I have a cloud function that starts a Compute Engine instance. However, when multiple functions are triggered, the previous actions running on the Compute Engine are interrupted by the incoming functions/commands. The Compute Engine is running a pytorch implementation... Would there be a way to send those incoming functions to a queue, so that the current action running on Compute Engine completes before picking up the next incoming action before shutting the machine down? Any conceptual guidance would be greatly appreciated.
EDIT
My function is triggered on changes to a Storage bucket (uploads). In the function, I start a GCE instance and customize its startup behavior with a startup script as follows (some commands and directories are simplified for brevity):
import os
from googleapiclient.discovery import build
def start(event, context):
file = event
print(file["id"])
string = file["id"]
newstring = string.split('/')
userId = newstring[1]
paymentId = newstring[2]
name = newstring[3]
print(name)
if name == "uploadcomplete.txt":
startup_script = """#! /bin/bash
cd ~ && pwd 1>>/var/log/log.out 2>&1
PATH=$PATH://usr/local/cuda 1>>/var/log/log.out 2>&1
cd program_directory 1>>/var/log/log.out 2>&1
source /opt/anaconda3/etc/profile.d/conda.sh 1>/var/log/log.out 2>&1
conda activate env
cd keras-retinanet/ 1>>/var/log/log.out 2>&1
export PYTHONPATH=`pwd` 1>>/var/log/log.out 2>&1
cd tracker 1>>/var/log/log.out 2>&1
python program_name --gcs_input_path gs://input/{userId}/{paymentId} --gcs_output_path gs://output/{userId}/{paymentId} 1>>/var/log/log.out 2>&1
sudo python3 gcs_to_mongo.py {userId} {paymentId} 1>>/var/log/log.out 2>&1
sudo shutdown -P now
""".format(userId=userId, paymentId=paymentId)

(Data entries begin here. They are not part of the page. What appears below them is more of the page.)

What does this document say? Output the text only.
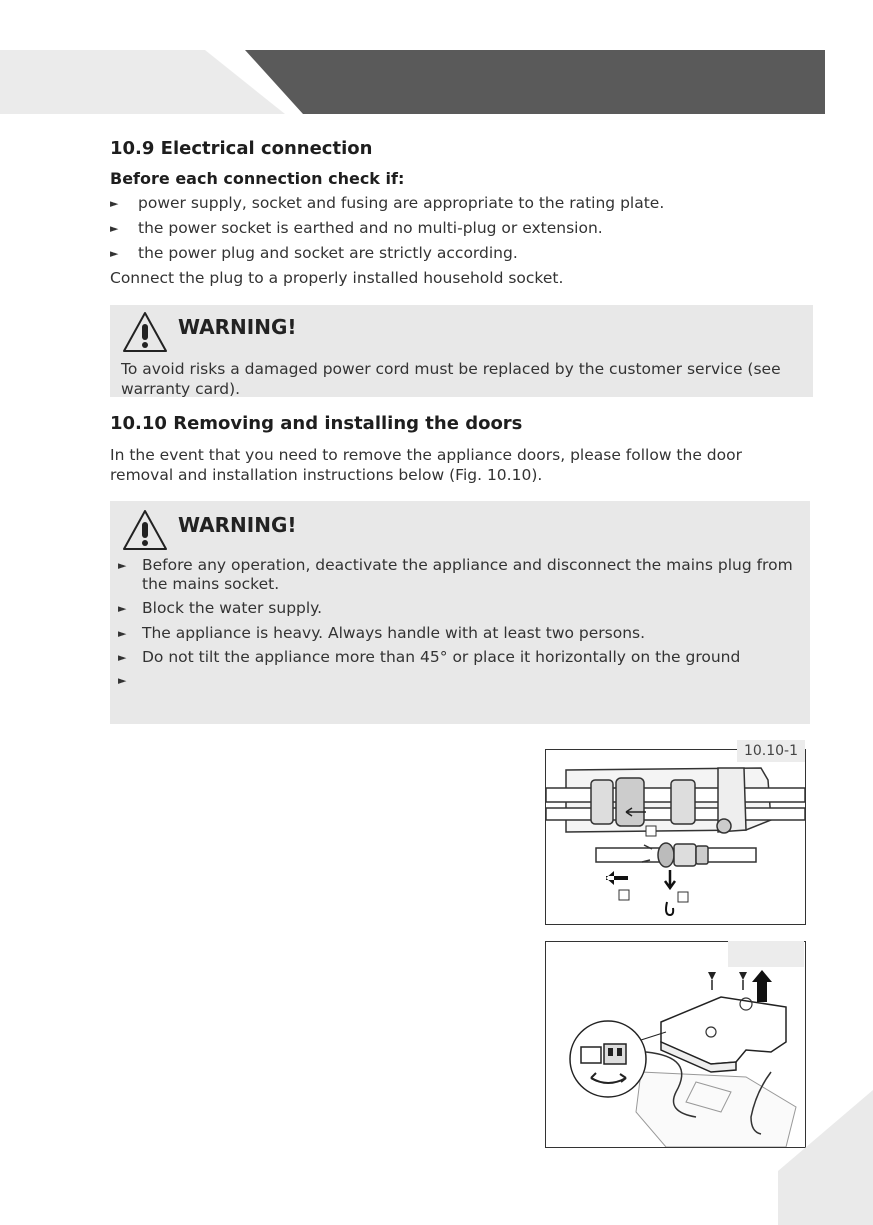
10.9 Electrical connection
Before each connection check if:
► power supply, socket and fusing are appropriate to the rating plate.
► the power socket is earthed and no multi-plug or extension.
► the power plug and socket are strictly according.
Connect the plug to a properly installed household socket.
WARNING!
To avoid risks a damaged power cord must be replaced by the customer service (see warranty card).
10.10 Removing and installing the doors
In the event that you need to remove the appliance doors, please follow the door removal and installation instructions below (Fig. 10.10).
WARNING!
► Before any operation, deactivate the appliance and disconnect the mains plug from the mains socket.
► Block the water supply.
► The appliance is heavy. Always handle with at least two persons.
► Do not tilt the appliance more than 45° or place it horizontally on the ground
►
10.10-1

service = build('compute', 'v1', cache_discovery=False)
print('VM Instance starting')
project = 'XXXX'
zone = 'us-east1-c'
instance = 'YYYY'
metadata = service.instances().get(project=project, zone=zone, instance=instance)
metares = metadata.execute()
print(metares)
fingerprint = metares["metadata"]["fingerprint"]
print(fingerprint)
bodydata = {"fingerprint": fingerprint,
"items": [{"key": "startup-script", "value": startup_script}]}
print(bodydata)
meta = service.instances().setMetadata(project=project, zone=zone, instance=instance,
body=bodydata)
res = meta.execute()
instanceget = service.instances().get(project=project, zone=zone, instance=instance).execute()
request = service.instances().start(project=project, zone=zone, instance=instance)
response = request.execute()
print('VM Instance started')
print(instanceget)
print("'New Metadata:", instanceget['metadata'])
The problem occurs when multiple batches are uploaded to Cloud Storage. Each new function will restart the GCE instance with a new startup script and begin work on the new data, leaving the previous data unfinished.